Arquivado em: Arquivo-CdB
Publicado segunda-feira, 22 de outubro de 2001 as 16:35, por: cdb

Nas contas do embaixador do Talebã no Paquistão, mulá Abdul Salam Zaeef, a ofensiva dos Estados Unidos contra o terrorismo, iniciada há duas semanas, já causou a morte de 1.000 afegãos.

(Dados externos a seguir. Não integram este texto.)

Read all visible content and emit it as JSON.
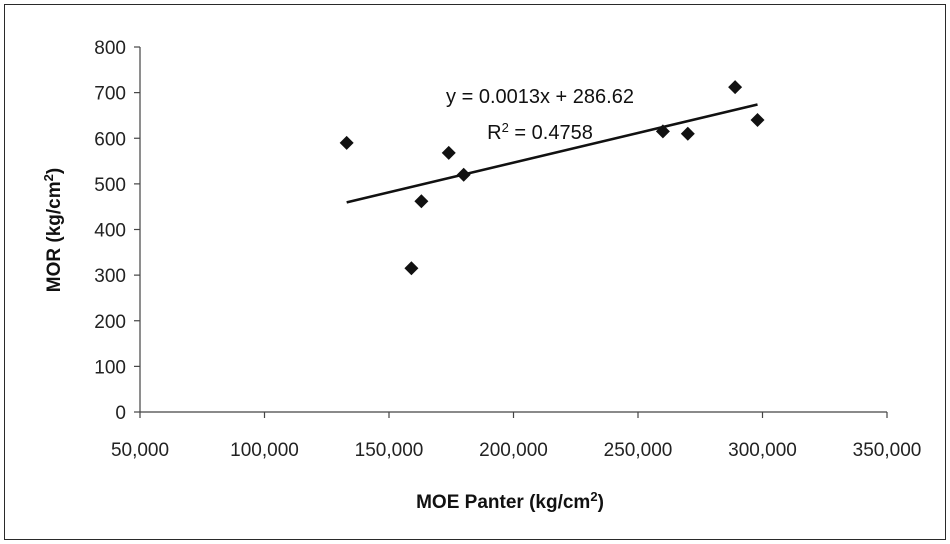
{
  "chart_data": {
    "type": "scatter",
    "xlabel_main": "MOE Panter (kg/cm",
    "xlabel_sup": "2",
    "xlabel_tail": ")",
    "ylabel_main": "MOR (kg/cm",
    "ylabel_sup": "2",
    "ylabel_tail": ")",
    "xlim": [
      50000,
      350000
    ],
    "ylim": [
      0,
      800
    ],
    "x_ticks": [
      50000,
      100000,
      150000,
      200000,
      250000,
      300000,
      350000
    ],
    "x_tick_labels": [
      "50,000",
      "100,000",
      "150,000",
      "200,000",
      "250,000",
      "300,000",
      "350,000"
    ],
    "y_ticks": [
      0,
      100,
      200,
      300,
      400,
      500,
      600,
      700,
      800
    ],
    "y_tick_labels": [
      "0",
      "100",
      "200",
      "300",
      "400",
      "500",
      "600",
      "700",
      "800"
    ],
    "grid": false,
    "legend": "none",
    "marker": "diamond",
    "marker_color": "#111111",
    "points": [
      {
        "x": 133000,
        "y": 590
      },
      {
        "x": 159000,
        "y": 315
      },
      {
        "x": 163000,
        "y": 462
      },
      {
        "x": 174000,
        "y": 568
      },
      {
        "x": 180000,
        "y": 520
      },
      {
        "x": 260000,
        "y": 615
      },
      {
        "x": 270000,
        "y": 610
      },
      {
        "x": 289000,
        "y": 712
      },
      {
        "x": 298000,
        "y": 640
      }
    ],
    "trendline": {
      "x_start": 133000,
      "x_end": 298000,
      "slope": 0.0013,
      "intercept": 286.62,
      "equation": "y = 0.0013x + 286.62",
      "r2_prefix": "R",
      "r2_sup": "2",
      "r2_suffix": " = 0.4758"
    }
  }
}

Entre elas, como acusa Zaeef nesta segunda-feira, está a morte de no mínimo 100 pessoas, durante bombardeio norte-americano a um hospital na cidade de Herat, região oeste do Afeganistão.

Zaeef classificou as vítimas como “mártires”. “Eram paciente, médicos, enfermeiras e outros funcionários”, acrescentou, dizendo que os Estados Unidos estão praticando “genocídio”.

O governo norte-americano não comentou a denúncia dos afegãos.

Em entrevista coletiva em Islamabad, a capital paquistanesa, Zaeef afirmou que o hospital tinha capacidade para 100 leitos e acusou os norte-americanos de estarem usando “armas pesadas, nunca vistas antes” em combates.

Zaif não especificou, porém, o tipo de armamento usado. “Uma pequena cidade na província de Nangarhar (leste do país) foi totalmente arrasada pelos aviões norte-americanos. Os prédios civis ficam bem longe das instalações militares”, acrescentou.

“Isso inclui homens, mulheres e crianças”, prosseguiu. “Está claro que os aviões norte-americanos estão alvejando o povo afegão. O objetivo é punir a nação afegã por ter escolhido o sistema islâmico”.

O Pentágono, Departamento de Defesa norte-americano, afirmou repetidamente que a campanha militar contra o Afeganistão não visa os civis.

Zaeef garante que a realidade é outra. “Ao governo Bush e àqueles que estão do seu lado, queremos dizer que o genocídio que está matando civis é um ato tão terrorista quanto o de Nova York”, encerrou.